No one says anything to lawyers – even the police doesn’t touch them, he says.

“We have a code of conduct – lawyers cannot go around dong these things,” he said. “Technically a lawyer’s license can be cancelled. But in actuality nothing really happens, because these are those lawyers who vote for the top dogs, and so those in power are dependent on them even in future.”

It is a challenging situation for bar councils to handle hundreds of lawyers with political clout.

Regardless of the fact that the matter is of court security and that litigants should be safe when coming to court, the Shakargarh Bar Association has been holding a strike there siding with the three accused.

In fact Chaudhry Naeem Iqbal, President of the Shakargarh Bar Association said that the video that had become viral was probably just the ‘last few seconds of the incident’. He accused Amrit Shahzadi of being the first one to become violent.

“She had a few men with her and they were the ones who attacked lawyers coming out of their chambers,” he said. When asked if it was proper conduct to treat a woman that way in public, Iqbal insisted on the innocence of the accused saying,

“Tou phir kya karna chahye agar aurat galay par jaye?” (What does one do then if a woman starts to irritate?)

He then went on to speak about the woman’s character, saying in so many words that she was ‘characterless’ and immoral and that she had been divorced four times.

“If someone comes and sees the way she is living, they would see what kind of open lifestyle she has,” he said. He added that many FIRs had also been filed against her in the past.

One of those vocally standing for Amrit Shahzadi is the first woman elected as MNA of the constituency (NA-77), Mehnaz Akbar, who sees the context of the whole issue as an attempt to push back the women of Shakargarh. She says she wants to see women progress, and that she is pushing for justice in the case. “There is 80 percent education of women in Shakargarh – it is a rural area but progressive. This girl is known to have started a business of providing beauty services to the girls of the village. But because she wanted to open up a door that was near the lane of one of the lawyer’s house, they wanted to teach her a lesson.”

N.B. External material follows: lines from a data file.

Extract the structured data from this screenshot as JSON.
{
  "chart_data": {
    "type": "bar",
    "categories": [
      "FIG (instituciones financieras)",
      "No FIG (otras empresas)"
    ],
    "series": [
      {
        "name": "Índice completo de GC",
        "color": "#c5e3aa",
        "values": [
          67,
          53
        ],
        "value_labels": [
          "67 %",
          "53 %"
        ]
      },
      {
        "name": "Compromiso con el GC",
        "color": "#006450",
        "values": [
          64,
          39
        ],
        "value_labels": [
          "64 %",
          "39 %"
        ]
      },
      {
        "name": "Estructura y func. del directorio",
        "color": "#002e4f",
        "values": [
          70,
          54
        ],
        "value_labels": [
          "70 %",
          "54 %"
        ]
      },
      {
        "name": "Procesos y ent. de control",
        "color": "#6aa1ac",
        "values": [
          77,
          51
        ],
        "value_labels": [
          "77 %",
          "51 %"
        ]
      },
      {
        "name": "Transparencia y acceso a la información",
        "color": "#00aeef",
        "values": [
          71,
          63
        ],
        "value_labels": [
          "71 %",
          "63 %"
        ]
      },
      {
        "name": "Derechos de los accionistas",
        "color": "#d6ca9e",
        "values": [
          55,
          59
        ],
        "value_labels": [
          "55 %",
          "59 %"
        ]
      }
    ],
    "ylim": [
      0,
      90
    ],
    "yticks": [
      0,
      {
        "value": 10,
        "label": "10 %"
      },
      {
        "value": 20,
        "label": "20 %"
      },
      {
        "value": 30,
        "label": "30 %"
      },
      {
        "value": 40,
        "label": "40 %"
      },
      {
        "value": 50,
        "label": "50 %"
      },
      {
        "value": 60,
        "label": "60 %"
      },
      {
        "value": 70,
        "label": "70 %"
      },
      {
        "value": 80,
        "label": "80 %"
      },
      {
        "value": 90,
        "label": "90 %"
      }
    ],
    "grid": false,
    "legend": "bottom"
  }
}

Mehnaz says if the accused are not brought to justice, this will not just be a pushback for Shahzadi, but for all the women out there, who belong to lower socio-economic class and are making an identity of their own by working or opening a business.

Shahzadi corroborated saying the whole issue had begun when Advocate Wasim Latif’s in-laws who lived on the corner of the same lane where she did, wanted to seal the lane.

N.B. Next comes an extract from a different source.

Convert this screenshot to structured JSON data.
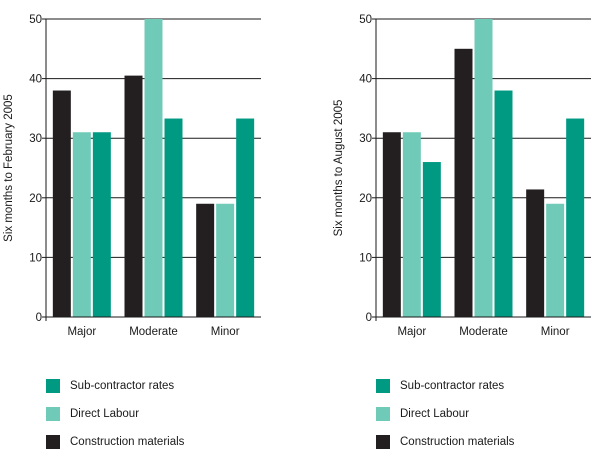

“This was a government owned land so I filed a petition in court. They kidnapped me from my house and took me to theirs where they assaulted me badly – even the women of the family.”

She said it was worse than the assault seen in the video and that they had also slashed her with a knife. She also protested about it later.

However she insists that the police did not file the cases properly, as they did not bother to write down Sections for all the problems she and her cousin experienced, including his belongings being stolen.

LEGAL PERSPECTIVE

According to Section 354 of the Pakistan Penal Code whoever intends to assault or use criminal force against a woman intending to or of the knowledge to outrage her modesty in public, shall be punished with imprisonment for upto 2 years or more, and/or with fine.

However this is a bailable offence: Shahzadi’s FIR states ‘L2’ under the registered offence, which means that the nature of the wounds is undefined. At the same time it is important to note that this assault was not simply about ‘outraging modesty’.

This was far ahead of that, and could easily fall under Section 354-A (PPC) which points to actual assault or use of criminal force against a woman and stripping her of her clothes. Under this, the accused if proven guilty, can be punishable by death. However since the accused did not specifically strip her clothes, it the case may be filed as 354-A/511 – which is punishable by 12.5 years in prison.

Meanwhile Ghulam Sawar Nihung, Punjab Bar Council member from Punjab says that such lawyers did not represent the legal community. But they should not be allowed to go scot free.

“Although these lawyers are not part of the council, they still should be dealt with an iron hand,” he said. “This growing trend of violence must be stopped.”